N’est-ce d’ailleurs pas là la véritable dynamique de notre société intermédiaire ? À peine tarit-on la source Telegram qu’un torrent d’applis de contournement et de VPN jaillit au Sud-Est de l’Asie ; à peine Signal promet-il l’hermétisme parfait que le phishing s’engouffre dans la brèche cognitive de l’utilisateur mal réveillé. Et pendant que les legal ops remettent les codes du droit entre les mains — ou plutôt les têtes — de l’IA façon Harvey et Hexus, on assiste à l’avènement d’un « barreau digital » qui n’aura bientôt plus besoin de robes, juste de serveurs.

Derrière chaque solution futuriste se cache une faille humaine, à moins que ce ne soit le contraire.

Tout se passe comme si la technologie, jamais rassasiée, se réinventait sans cesse autour de son propre manque, un chantier perpétuel où l’on promet l’abondance (énergétique, cognitive, artistique, démocratique), tout en retombant dans les travers les plus classiques : centralisation, capture, contournement et… décentralisation de la désobéissance. Dans ce ballet, le bruit n’est pas que sonore — il est social, viral, algorithmique, et résonne bien plus fort que toutes les promesses de modération technologique.
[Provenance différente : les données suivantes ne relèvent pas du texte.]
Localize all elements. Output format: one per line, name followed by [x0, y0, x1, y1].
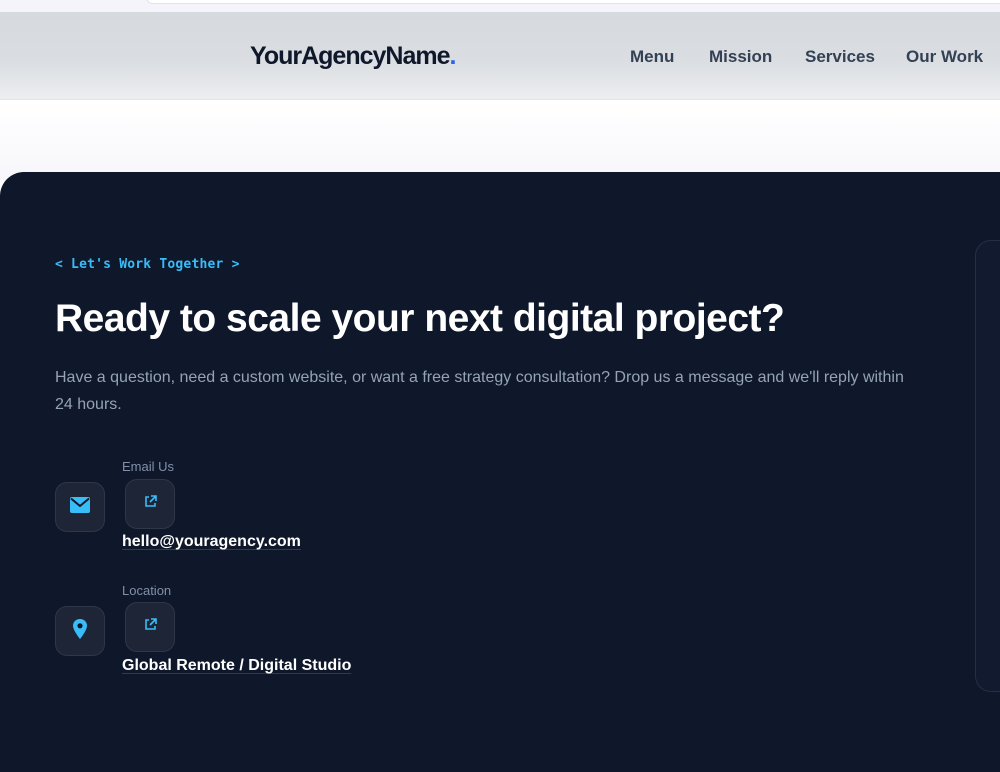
- nav-menu[interactable]: Menu: [630, 47, 674, 67]
- site-header: YourAgencyName. Menu Mission Services Ou…: [0, 12, 1000, 100]
- envelope-icon: [69, 496, 91, 519]
- location-icon-box: [55, 606, 105, 656]
- location-link[interactable]: Global Remote / Digital Studio: [122, 657, 351, 675]
- nav-mission[interactable]: Mission: [709, 47, 772, 67]
- section-headline: Ready to scale your next digital project…: [55, 297, 785, 340]
- external-link-icon: [144, 495, 157, 513]
- section-spacer: [0, 100, 1000, 180]
- section-eyebrow: < Let's Work Together >: [55, 257, 240, 272]
- map-pin-icon: [72, 618, 88, 645]
- location-label: Location: [122, 583, 172, 598]
- nav-services[interactable]: Services: [805, 47, 875, 67]
- nav-our-work[interactable]: Our Work: [906, 47, 983, 67]
- external-link-icon: [144, 618, 157, 636]
- location-link-button[interactable]: [125, 602, 175, 652]
- address-bar-edge: [146, 0, 1000, 4]
- main-nav: Menu Mission Services Our Work: [0, 47, 1000, 67]
- email-label: Email Us: [122, 459, 175, 474]
- email-icon-box: [55, 482, 105, 532]
- email-link-button[interactable]: [125, 479, 175, 529]
- email-link[interactable]: hello@youragency.com: [122, 533, 301, 551]
- section-lead: Have a question, need a custom website, …: [55, 369, 904, 413]
- contact-form-card: [975, 240, 1000, 692]
- browser-top-strip: [0, 0, 1000, 12]
- contact-section: < Let's Work Together > Ready to scale y…: [0, 172, 1000, 772]
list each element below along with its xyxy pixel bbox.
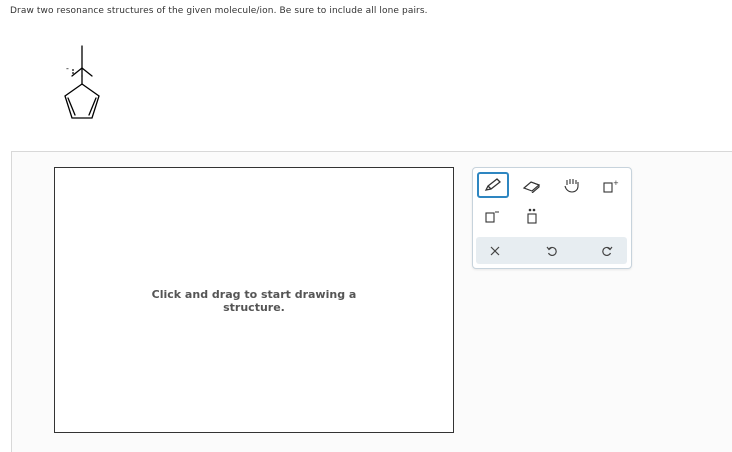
canvas-hint-line: structure.: [223, 301, 285, 314]
hand-tool-button[interactable]: [559, 174, 585, 196]
lone-pair-dot: [72, 69, 74, 71]
canvas-hint: Click and drag to start drawing a struct…: [55, 288, 453, 314]
undo-button[interactable]: [540, 240, 564, 261]
eraser-icon: [522, 181, 541, 193]
redo-button[interactable]: [595, 240, 619, 261]
question-text: Draw two resonance structures of the giv…: [10, 6, 428, 16]
svg-text:+: +: [613, 179, 619, 187]
ring: [64, 83, 100, 119]
positive-charge-tool-button[interactable]: +: [597, 176, 623, 196]
action-bar: [476, 237, 627, 264]
negative-charge-icon: [485, 211, 499, 223]
molecule-structure: -: [64, 45, 100, 119]
hand-icon: [564, 179, 579, 193]
undo-icon: [546, 246, 557, 256]
pencil-icon: [484, 178, 501, 191]
drawing-toolbar: +: [472, 167, 632, 269]
double-bond-line: [67, 97, 76, 116]
drawing-canvas[interactable]: Click and drag to start drawing a struct…: [54, 167, 454, 433]
redo-icon: [602, 246, 613, 256]
negative-charge-tool-button[interactable]: [479, 206, 505, 226]
lone-pair-icon: [527, 208, 537, 224]
eraser-tool-button[interactable]: [519, 176, 545, 196]
clear-button[interactable]: [483, 240, 507, 261]
charge-label: -: [66, 64, 69, 73]
lone-pair-tool-button[interactable]: [519, 205, 545, 227]
double-bond-line: [88, 97, 97, 116]
bond-line: [81, 67, 93, 77]
pencil-tool-button[interactable]: [477, 172, 509, 198]
canvas-hint-line: Click and drag to start drawing a: [151, 288, 357, 301]
lone-pair-dot: [72, 72, 74, 74]
clear-icon: [490, 246, 500, 255]
positive-charge-icon: +: [603, 179, 619, 193]
bond-line: [71, 67, 83, 77]
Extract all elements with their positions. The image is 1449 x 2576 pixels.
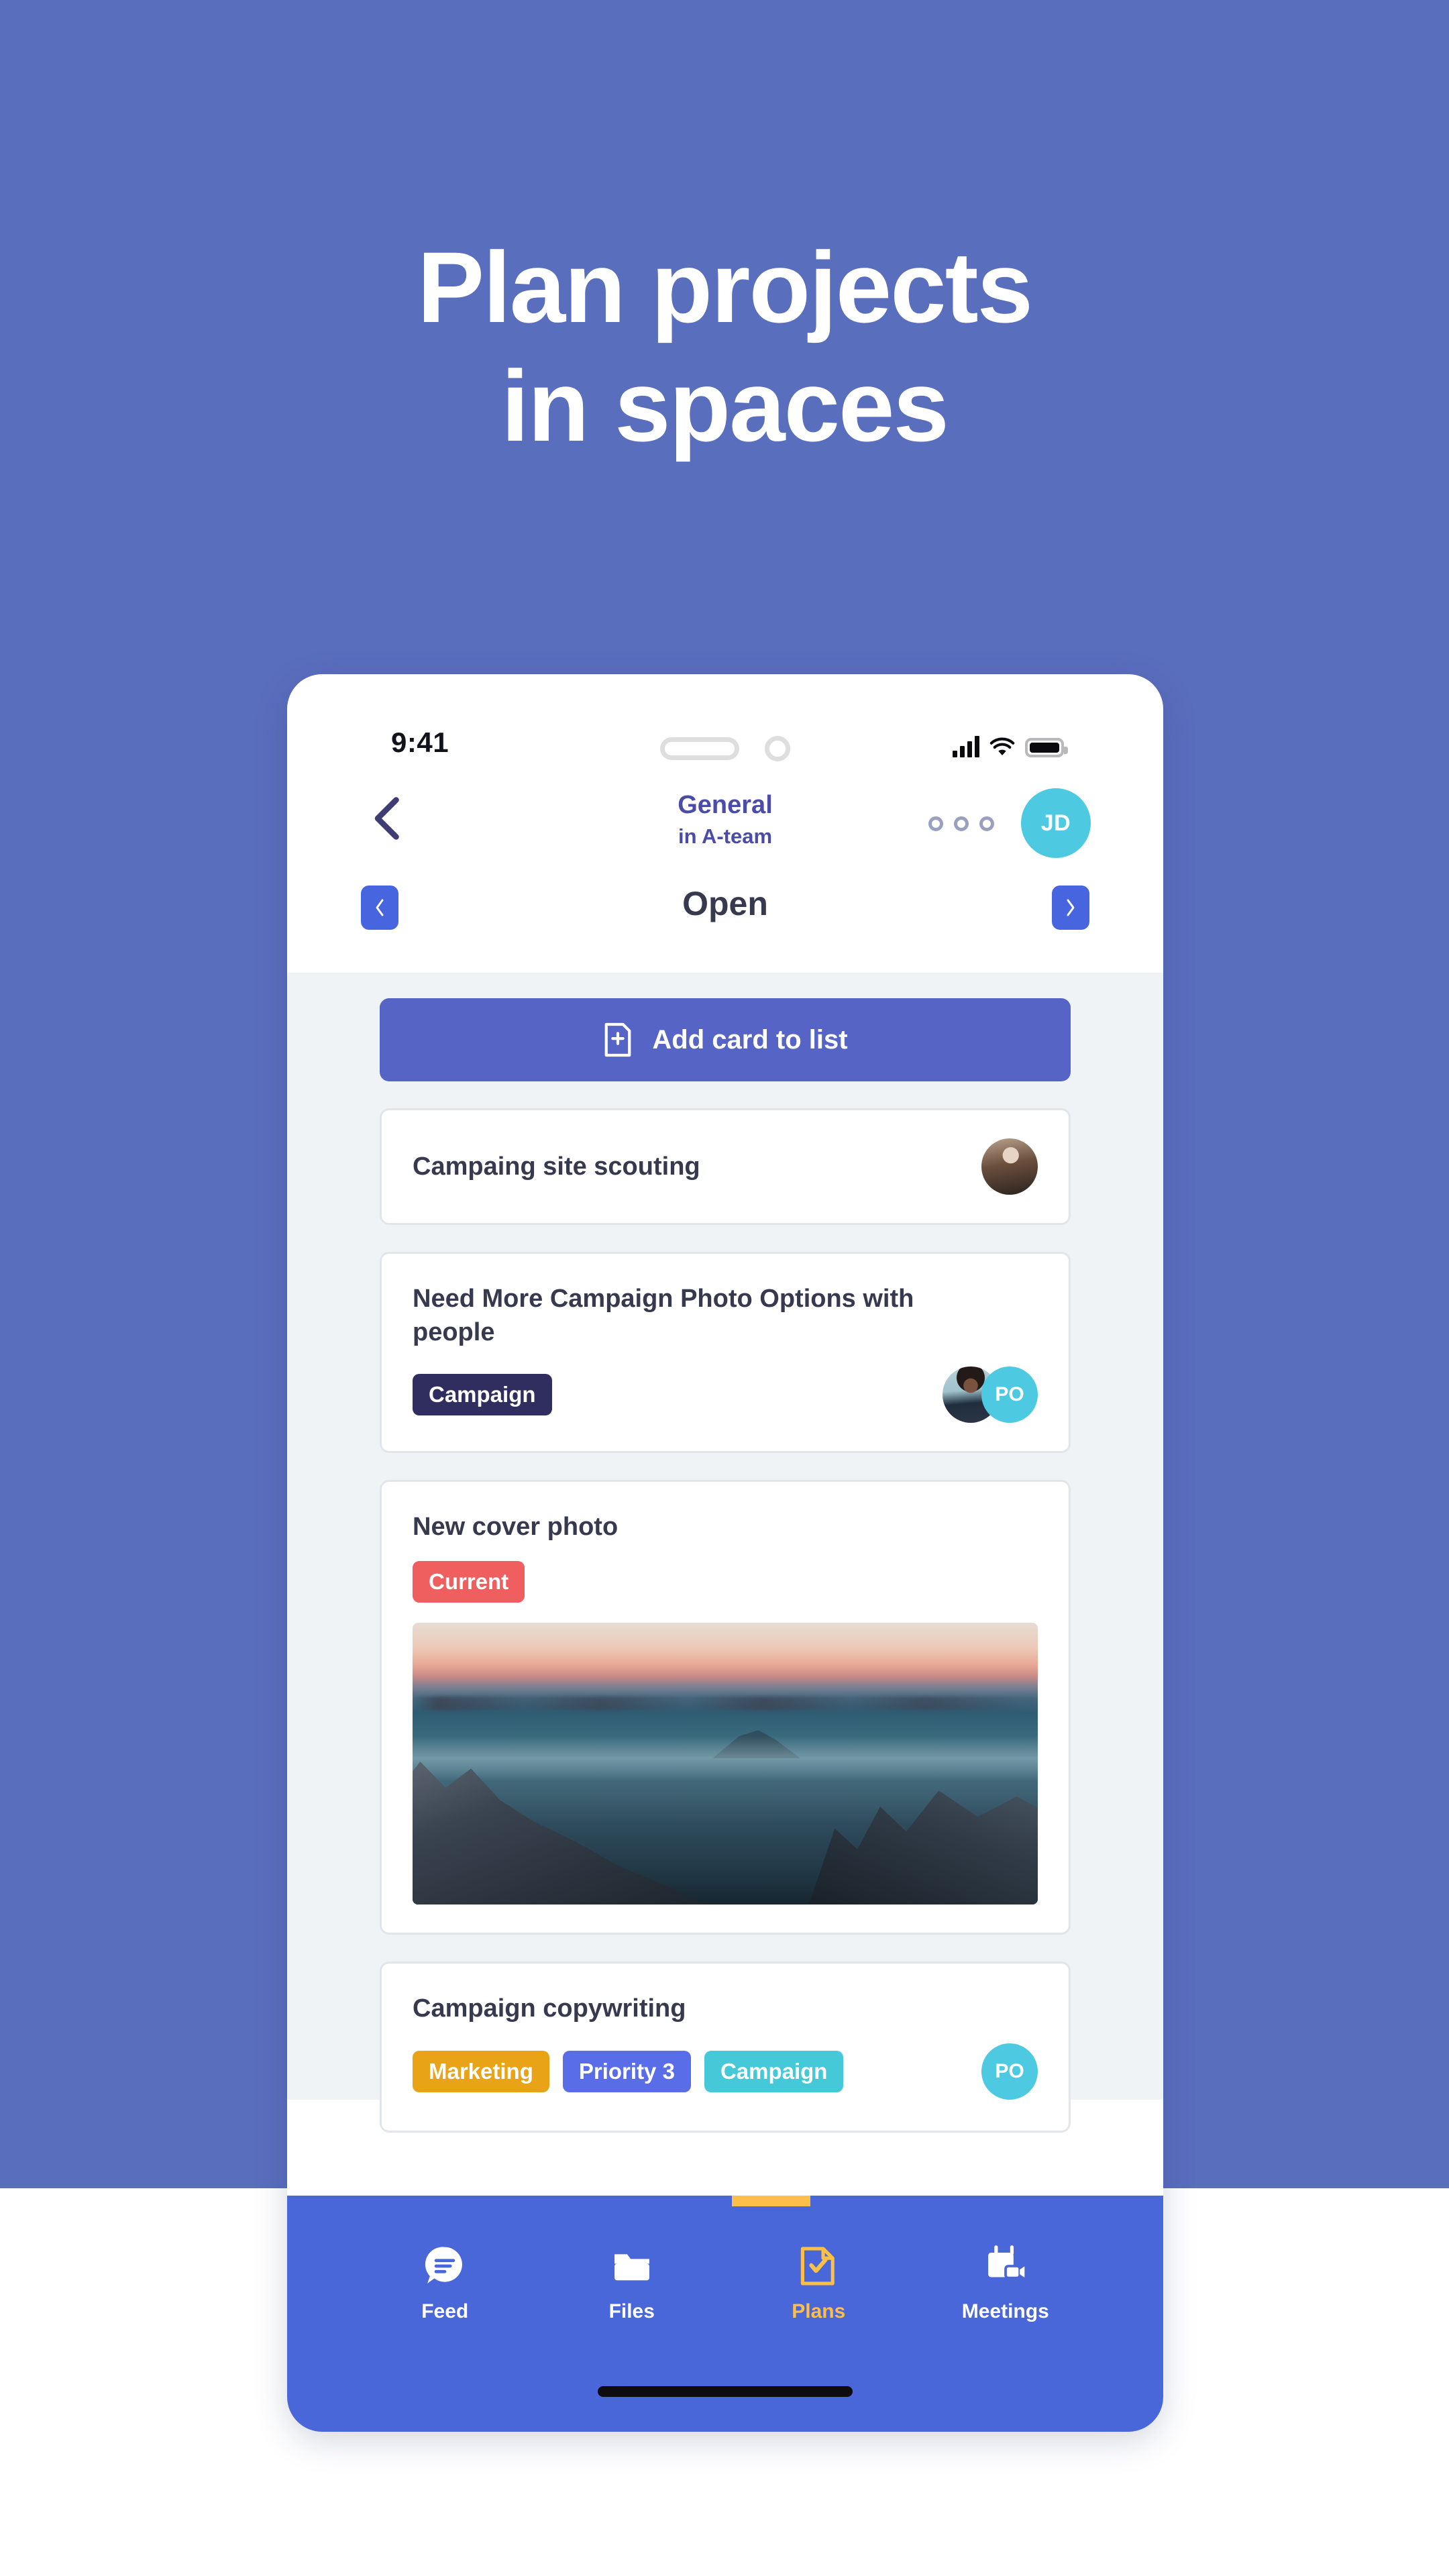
avatar[interactable]: JD	[1021, 788, 1091, 858]
cloud-band	[413, 1696, 1038, 1711]
member-initials-avatar[interactable]: PO	[981, 1366, 1038, 1424]
signal-bars-icon	[953, 736, 979, 757]
nav-tab-label: Feed	[421, 2300, 469, 2322]
card-title: Campaing site scouting	[413, 1152, 700, 1181]
card-avatars: PO	[943, 1366, 1038, 1424]
app-header: General in A-team JD	[287, 775, 1163, 865]
card-tag[interactable]: Marketing	[413, 2050, 549, 2092]
headline-line-1: Plan projects	[417, 231, 1033, 343]
card-tags: Campaign	[413, 1374, 552, 1416]
wifi-icon	[989, 737, 1015, 755]
page-headline: Plan projects in spaces	[0, 228, 1449, 466]
card-avatars	[981, 1138, 1038, 1195]
card-tag[interactable]: Priority 3	[562, 2050, 691, 2092]
card-tag[interactable]: Campaign	[413, 1374, 552, 1416]
nav-tab-plans[interactable]: Plans	[758, 2244, 879, 2323]
front-camera-icon	[765, 736, 790, 761]
phone-notch	[660, 736, 790, 761]
bottom-nav-items: Feed Files Plans Meetings	[287, 2244, 1163, 2323]
folder-icon	[614, 2254, 649, 2281]
card-tag[interactable]: Campaign	[704, 2050, 844, 2092]
chevron-right-icon	[1067, 899, 1075, 916]
status-bar-indicators	[953, 736, 1068, 757]
headline-line-2: in spaces	[501, 350, 949, 462]
member-photo-avatar[interactable]	[981, 1138, 1038, 1195]
bottom-navigation-bar: Feed Files Plans Meetings	[287, 2196, 1163, 2432]
feed-chat-bubble-icon	[425, 2247, 463, 2284]
board-card-list[interactable]: Add card to list Campaing site scouting …	[287, 973, 1163, 2133]
home-indicator[interactable]	[598, 2386, 853, 2397]
mist-layer	[413, 1735, 1038, 1781]
board-card[interactable]: Campaing site scouting	[380, 1108, 1071, 1225]
next-list-button[interactable]	[1052, 885, 1089, 930]
card-tags: Marketing Priority 3 Campaign	[413, 2050, 844, 2092]
add-card-label: Add card to list	[652, 1024, 848, 1055]
list-navigation: Open	[287, 865, 1163, 973]
card-cover-photo[interactable]	[413, 1623, 1038, 1905]
card-tag[interactable]: Current	[413, 1561, 525, 1603]
battery-full-icon	[1025, 738, 1068, 757]
board-card[interactable]: Campaign copywriting Marketing Priority …	[380, 1962, 1071, 2133]
add-card-icon	[605, 1022, 631, 1057]
nav-tab-label: Files	[608, 2300, 655, 2322]
more-options-icon[interactable]	[928, 816, 994, 831]
plans-checklist-icon	[801, 2247, 835, 2286]
card-title: New cover photo	[413, 1513, 619, 1542]
nav-tab-label: Plans	[792, 2300, 846, 2322]
nav-tab-files[interactable]: Files	[572, 2244, 692, 2323]
card-tags: Current	[413, 1561, 1038, 1603]
earpiece-speaker-icon	[660, 737, 739, 760]
nav-tab-label: Meetings	[961, 2300, 1049, 2322]
card-title: Need More Campaign Photo Options with pe…	[413, 1285, 914, 1347]
card-footer-row: Marketing Priority 3 Campaign PO	[413, 2026, 1038, 2100]
board-card[interactable]: New cover photo Current	[380, 1480, 1071, 1935]
add-card-to-list-button[interactable]: Add card to list	[380, 998, 1071, 1081]
meetings-calendar-video-icon	[987, 2245, 1025, 2279]
list-title: Open	[682, 885, 768, 922]
card-avatars: PO	[981, 2043, 1038, 2100]
board-card[interactable]: Need More Campaign Photo Options with pe…	[380, 1252, 1071, 1454]
status-bar: 9:41	[287, 674, 1163, 775]
card-footer-row: Campaign PO	[413, 1349, 1038, 1424]
member-initials-avatar[interactable]: PO	[981, 2043, 1038, 2100]
status-bar-time: 9:41	[391, 727, 449, 758]
nav-tab-feed[interactable]: Feed	[384, 2244, 505, 2323]
nav-tab-meetings[interactable]: Meetings	[945, 2244, 1066, 2323]
phone-mockup: 9:41 General in A-team JD Open Add card …	[287, 674, 1163, 2432]
active-tab-indicator	[732, 2196, 810, 2206]
card-title: Campaign copywriting	[413, 1994, 686, 2023]
card-header-row: Campaing site scouting	[413, 1138, 1038, 1195]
Peut-on alors raisonnablement chercher à dompter ce flux sous biopouvoir algorithmique, ou bien faut-il, à l’image de nos startups survoltées, accepter de danser sur cette fine crête entre innovation brute et chaos numérique assumé ? Utopie énergétique, illusion de parfaite confidentialité, justice automatisée ou symphonie générative : chacun s’agite à jouer sa partition dans un orchestre où la cacophonie fait parfois œuvre de vérité. Bientôt, il faudra peut-être se demander qui, de l’humain ou de la machine, orchestre vraiment la grande fugue de nos illusions.